What Is Next For DC Studios?
With Blue Beetle and Aquaman 2 on the horizon, Warner Bros. Discovery is in an impossible position. The projected budget for those movies is $120 million and $205 million, respectively.
Say, hypothetically, DC punts and decides not to release those movies in fear of further hurting the already broken DC Studios reputation. It would lose roughly $385 million on production for both and marketing for Blue Beetle.

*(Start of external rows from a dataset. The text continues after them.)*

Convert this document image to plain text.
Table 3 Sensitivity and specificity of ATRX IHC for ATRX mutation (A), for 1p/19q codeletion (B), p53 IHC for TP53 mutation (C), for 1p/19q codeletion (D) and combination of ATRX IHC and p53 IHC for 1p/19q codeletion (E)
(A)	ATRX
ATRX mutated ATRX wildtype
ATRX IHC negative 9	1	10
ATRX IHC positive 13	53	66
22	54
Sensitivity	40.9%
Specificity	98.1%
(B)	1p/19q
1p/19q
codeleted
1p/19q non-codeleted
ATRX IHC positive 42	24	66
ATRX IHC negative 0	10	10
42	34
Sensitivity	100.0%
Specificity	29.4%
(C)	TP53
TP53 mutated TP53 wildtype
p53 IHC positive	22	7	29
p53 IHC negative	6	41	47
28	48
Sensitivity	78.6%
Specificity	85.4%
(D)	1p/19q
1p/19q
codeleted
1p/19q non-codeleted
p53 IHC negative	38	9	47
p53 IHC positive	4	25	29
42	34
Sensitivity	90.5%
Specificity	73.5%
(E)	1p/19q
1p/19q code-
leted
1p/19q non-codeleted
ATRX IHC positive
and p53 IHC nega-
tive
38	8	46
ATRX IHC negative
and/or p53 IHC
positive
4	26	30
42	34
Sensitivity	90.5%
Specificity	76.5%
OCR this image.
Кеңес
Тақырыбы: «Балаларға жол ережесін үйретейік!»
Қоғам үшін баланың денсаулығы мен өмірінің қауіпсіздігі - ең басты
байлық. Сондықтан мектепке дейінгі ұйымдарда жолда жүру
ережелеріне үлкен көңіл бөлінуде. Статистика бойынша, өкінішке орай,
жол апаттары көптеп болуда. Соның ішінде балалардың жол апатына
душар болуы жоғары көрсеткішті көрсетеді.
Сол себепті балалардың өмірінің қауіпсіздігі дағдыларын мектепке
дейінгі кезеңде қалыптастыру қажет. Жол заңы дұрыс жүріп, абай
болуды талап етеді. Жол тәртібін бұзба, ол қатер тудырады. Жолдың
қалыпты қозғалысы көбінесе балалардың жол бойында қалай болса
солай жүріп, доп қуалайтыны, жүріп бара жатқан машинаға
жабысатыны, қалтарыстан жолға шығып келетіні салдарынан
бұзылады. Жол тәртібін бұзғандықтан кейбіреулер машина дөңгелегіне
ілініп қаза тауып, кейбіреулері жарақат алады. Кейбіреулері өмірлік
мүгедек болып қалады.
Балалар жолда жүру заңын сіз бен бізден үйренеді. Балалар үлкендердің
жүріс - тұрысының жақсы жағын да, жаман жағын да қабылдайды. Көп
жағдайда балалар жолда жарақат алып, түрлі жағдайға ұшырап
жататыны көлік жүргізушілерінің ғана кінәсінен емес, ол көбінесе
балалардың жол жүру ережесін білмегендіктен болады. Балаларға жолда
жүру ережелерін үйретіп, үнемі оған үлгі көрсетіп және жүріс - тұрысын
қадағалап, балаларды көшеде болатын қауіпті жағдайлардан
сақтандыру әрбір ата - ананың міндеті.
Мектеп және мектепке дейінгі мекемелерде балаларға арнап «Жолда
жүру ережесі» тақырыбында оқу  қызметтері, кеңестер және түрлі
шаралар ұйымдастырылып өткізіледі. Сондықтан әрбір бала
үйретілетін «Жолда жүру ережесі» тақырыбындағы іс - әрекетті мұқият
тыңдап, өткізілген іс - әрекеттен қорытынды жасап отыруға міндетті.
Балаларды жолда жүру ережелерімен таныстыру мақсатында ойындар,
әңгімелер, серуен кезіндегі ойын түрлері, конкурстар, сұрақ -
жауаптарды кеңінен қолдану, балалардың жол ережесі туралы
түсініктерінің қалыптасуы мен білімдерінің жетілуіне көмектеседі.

If everything is released, those movies would need to gross $650 million collectively to turn a profit for the studio. Black Adam, Shazam! 2, and the highest current projections for The Flash will have gained an average of $309 million. This means that if things continue the way they are going, it would be a rough $32 million loss for Warner Bros. Discovery.
These estimated numbers raise this question: is the potential reputational damage of two more flops for DC Studios worth the -$350 million difference between not releasing the movies at all and punting to a fully rebooted DCU?
Keep in mind, this is the same studio that willingly ate roughly $90 million so that Batgirl never saw the light of day in favor of "the brand."
Superhero fatigue is real if the movies are not good. There is no reason for anyone, analyst or otherwise, to believe Blue Beetle and Aquaman 2 will do any better than the DCEU's latest.
For anyone who thinks 2017's Aquaman reaching $1 billion is a saving grace, The Flash had two Batmen and an endorsement from Tom Cruise. Nothing is safe with the DC Extended Universe.